Quando poi la scelta ricade su questo o su quell'altro libro, si torna
di corsa a casa e ci si tuffa a pieno nelle vicende del romanzo. Una volta,
infine, che la lettura è terminata, si prova una grande soddisfazione,
grande come la velocità con la quale quelli che, per una o per due settimane,
sono stati, oltre ai protagonisti del libro, anche i nostri compagni di
avventura, vengono dimenticati. E così, il "grande capolavoro" rimane
lì, nella nostra libreria, pieno di polvere e vuoto di ricordi. Si cerca
in continuazione di eleggere a titolo di nuovo "Dante" uno di quei famosi,
per alcuni versi bravi nuovi scrittori.
Quelli che, invece, sono veri ed indimenticabili capolavori rimangono
soltanto nelle poche reminiscenze scolastiche. Tolstoj, Dostoevskij, Sepulveda,
Wilde, Hemingway, Dumas, Hugo: sono soltanto alcuni dei nomi di coloro
che meritano di salire sul podio della letteratura di tutti i tempi. Partecipare,
non soltanto assistere alle vicende: questo fa del libro una pietra miliare
e dell'autore una grande personalità. Si deve ridere, piangere, soffrire
come ride, piange e soffre il protagonista. Nostri sono i protagonisti;
noi dobbiamo diventare essi stessi.
Sono queste tutte le emozioni che si provano leggendo "I dolori del giovane
Werther" di J.W.Goethe. Pubblicato una prima volta nel 1774 e rielaborato
poi in una seconda edizione nel 1782, ebbe in soli quattro mesi un successo
straordinario. Werther, un giovane borghese deluso dalla società del suo
tempo, si rifugia in campagna, dove tesse una fitta corrispondenza con
un suo amico, un certo Wilhelm, rimasto in città. Attraverso queste lettere
si sviluppa tutta la vicenda: la vita bucolica che Werther trascorre con
sottobraccio il suo amato Omero, l'amore appassionato, sfrontato, puro,
erotico, incontrollabile per Charlotte (Lotte), una fanciulla che con
violenza entra nel cuore e nella mente di Werther, l'amicizia-odio con
Albert, fidanzato della stessa Lotte, l'amore provato ma non corrisposto,
la fuga in città, il ritorno in campagna e il finale suicidio. Un susseguirsi
di avvenimenti, di colpi di scena, ma anche di riflessioni sulla vita,
sul suo significato, sulla sua fine.
Il lettore rimane folgorato dalla prima fino all' ultima parola.

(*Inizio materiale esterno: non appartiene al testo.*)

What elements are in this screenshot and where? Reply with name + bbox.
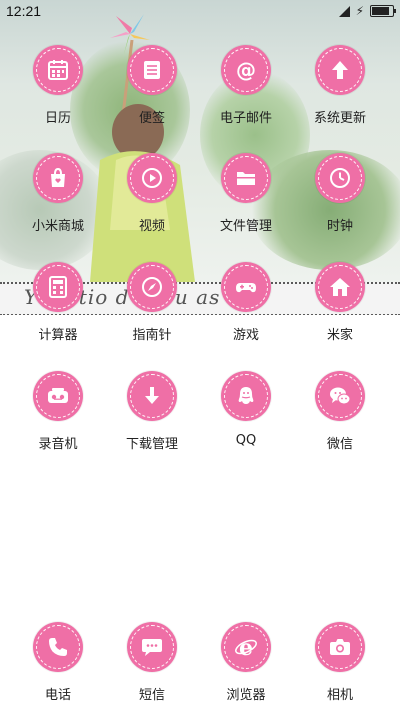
compass-icon [127,262,177,312]
app-video[interactable]: 视频 [107,153,197,239]
qq-icon [221,371,271,421]
app-label: 指南针 [132,328,172,343]
shopping-bag-icon-glyph [51,167,65,187]
app-notes[interactable]: 便签 [107,45,197,131]
phone-icon-glyph [49,638,67,656]
app-label: 电话 [44,688,71,703]
calculator-icon [33,262,83,312]
charging-icon: ⚡ [355,4,364,18]
clock-icon [315,153,365,203]
update-icon-glyph [332,61,348,79]
calculator-icon-glyph [49,276,67,298]
home-icon-glyph [330,278,350,296]
folder-icon-glyph [237,172,255,185]
app-label: 小米商城 [31,219,84,234]
app-update[interactable]: 系统更新 [295,45,385,131]
dock-message[interactable]: 短信 [107,622,197,708]
svg-text:e: e [239,635,253,659]
app-label: 短信 [138,688,165,703]
dock-phone[interactable]: 电话 [13,622,103,708]
notes-icon [127,45,177,95]
gamepad-icon-glyph [236,283,256,293]
app-label: 视频 [138,219,165,234]
camera-icon [315,622,365,672]
app-shopping-bag[interactable]: 小米商城 [13,153,103,239]
camera-icon-glyph [330,639,350,655]
app-label: 浏览器 [226,688,266,703]
calendar-icon [33,45,83,95]
app-label: 下载管理 [125,437,178,452]
message-icon-glyph [142,639,162,656]
phone-icon [33,622,83,672]
status-time: 12:21 [6,3,42,19]
email-icon-glyph: @ [236,58,256,82]
svg-text:@: @ [236,58,256,82]
app-label: 便签 [138,111,165,126]
app-label: 日历 [44,111,71,126]
calendar-icon-glyph [48,60,68,80]
home-icon [315,262,365,312]
qq-icon-glyph [238,387,254,404]
update-icon [315,45,365,95]
app-label: 系统更新 [313,111,366,126]
app-recorder[interactable]: 录音机 [13,371,103,457]
message-icon [127,622,177,672]
recorder-icon [33,371,83,421]
video-icon [127,153,177,203]
app-folder[interactable]: 文件管理 [201,153,291,239]
app-compass[interactable]: 指南针 [107,262,197,348]
app-label: 文件管理 [219,219,272,234]
compass-icon-glyph [142,277,162,297]
browser-icon-glyph: e [235,635,257,659]
app-label: 游戏 [232,328,259,343]
app-email[interactable]: @ 电子邮件 [201,45,291,131]
app-wechat[interactable]: 微信 [295,371,385,457]
recorder-icon-glyph [48,388,68,403]
app-calculator[interactable]: 计算器 [13,262,103,348]
wechat-icon [315,371,365,421]
shopping-bag-icon [33,153,83,203]
app-label: 录音机 [38,437,78,452]
app-calendar[interactable]: 日历 [13,45,103,131]
download-icon-glyph [145,387,159,404]
app-label: 相机 [326,688,353,703]
app-clock[interactable]: 时钟 [295,153,385,239]
signal-icon [338,5,350,17]
app-download[interactable]: 下载管理 [107,371,197,457]
notes-icon-glyph [144,61,160,79]
wallpaper-photo [0,0,400,282]
app-label: 微信 [326,437,353,452]
battery-icon [370,5,396,17]
gamepad-icon [221,262,271,312]
email-icon: @ [221,45,271,95]
app-gamepad[interactable]: 游戏 [201,262,291,348]
browser-icon: e [221,622,271,672]
app-label: 计算器 [38,328,78,343]
download-icon [127,371,177,421]
dock-browser[interactable]: e 浏览器 [201,622,291,708]
wechat-icon-glyph [330,387,351,405]
app-label: QQ [235,433,257,448]
status-bar: 12:21 ⚡ [0,0,400,24]
folder-icon [221,153,271,203]
video-icon-glyph [142,168,162,188]
app-qq[interactable]: QQ [201,371,291,457]
wallpaper-figure [90,14,195,282]
app-label: 米家 [326,328,353,343]
app-label: 时钟 [326,219,353,234]
clock-icon-glyph [330,168,350,188]
app-label: 电子邮件 [219,111,272,126]
dock-camera[interactable]: 相机 [295,622,385,708]
app-home[interactable]: 米家 [295,262,385,348]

Il personaggio di Werther, così fuori dal comune, ma così sentito, arrogante
nella sua umiltà di essere uomo, provoca un vortice indefinito e indefinibile
di sensazioni uniche e indescrivibili. Non è un caso, infatti, che subito
dopo la prima pubblicazione del romanzo, si registrò, oltre al fenomeno
dell' imitazione letteraria, quello, meno innocuo, dell'imitazione del
protagonista da parte dei lettori giovani, con il risultato di una vera
e propria epidemia di suicidi. Si sviluppò, infatti, in Europa, il cosiddetto
"Wertherismo", il sentimentalismo introspettivo che tende ad identificare
l'amore con la morte. Non erano sicuramente queste le volontà dell'autore:
Egli voleva creare, con questo romanzo, un libro che fosse anche e soprattutto
un amico per tutti coloro che non ne avessero. E ci è pienamente riuscito.

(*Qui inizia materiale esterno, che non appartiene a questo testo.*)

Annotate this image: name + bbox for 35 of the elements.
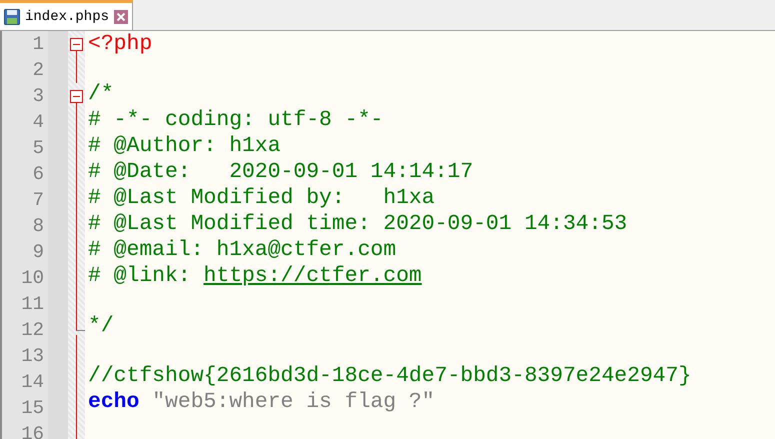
code-line: /* (87, 81, 115, 107)
fold-line-icon (76, 57, 77, 83)
line-number: 9 (32, 240, 45, 265)
code-line: # @email: h1xa@ctfer.com (87, 237, 398, 263)
line-number: 12 (20, 318, 45, 343)
line-number: 6 (32, 162, 45, 187)
save-icon (4, 8, 20, 24)
close-icon[interactable] (114, 10, 128, 24)
code-line: # @Author: h1xa (87, 133, 282, 159)
file-tab[interactable]: index.phps (0, 0, 134, 30)
code-line: //ctfshow{2616bd3d-18ce-4de7-bbd3-8397e24e2947} (87, 363, 692, 389)
code-line: <?php (87, 31, 154, 57)
code-line: # -*- coding: utf-8 -*- (87, 107, 384, 133)
line-number: 14 (20, 370, 45, 395)
line-number: 15 (20, 396, 45, 421)
line-number: 13 (20, 344, 45, 369)
code-line: # @Last Modified time: 2020-09-01 14:34:53 (87, 211, 628, 237)
code-line: # @link: https://ctfer.com (87, 263, 423, 289)
line-number: 11 (20, 292, 45, 317)
code-line: echo "web5:where is flag ?" (87, 389, 436, 415)
line-number: 16 (20, 422, 45, 439)
code-line: # @Date: 2020-09-01 14:14:17 (87, 159, 474, 185)
line-number: 1 (32, 32, 45, 57)
line-number: 2 (32, 58, 45, 83)
tab-label: index.phps (25, 8, 110, 24)
line-number: 7 (32, 188, 45, 213)
fold-end-icon (76, 317, 85, 331)
line-number: 8 (32, 214, 45, 239)
line-number: 3 (32, 84, 45, 109)
line-number: 5 (32, 136, 45, 161)
line-number: 4 (32, 110, 45, 135)
link[interactable]: https://ctfer.com (204, 264, 422, 288)
code-line: */ (87, 313, 115, 339)
code-line: # @Last Modified by: h1xa (87, 185, 436, 211)
line-number: 10 (20, 266, 45, 291)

Ci si trova davanti ad un vero e proprio capolavoro di stile, ma soprattutto
di grande umanità, la quale traspare da tutto il romanzo. Non a caso la
figura di Goethe è una delle più colorite, singolari e profonde della
letteratura di ogni luogo e periodo. Il libro è di poche pagine, ma ciascuna
di esse trasmette un qualcosa di introvabile e di assolutamente unico.
Vale sicuramente la pena di leggerlo: rimarrà nella memoria del lettore
per molto, molto, tempo, forse per tutta la vita, augurandosi che sia
più lunga e felice di quella del povero, grande Werther.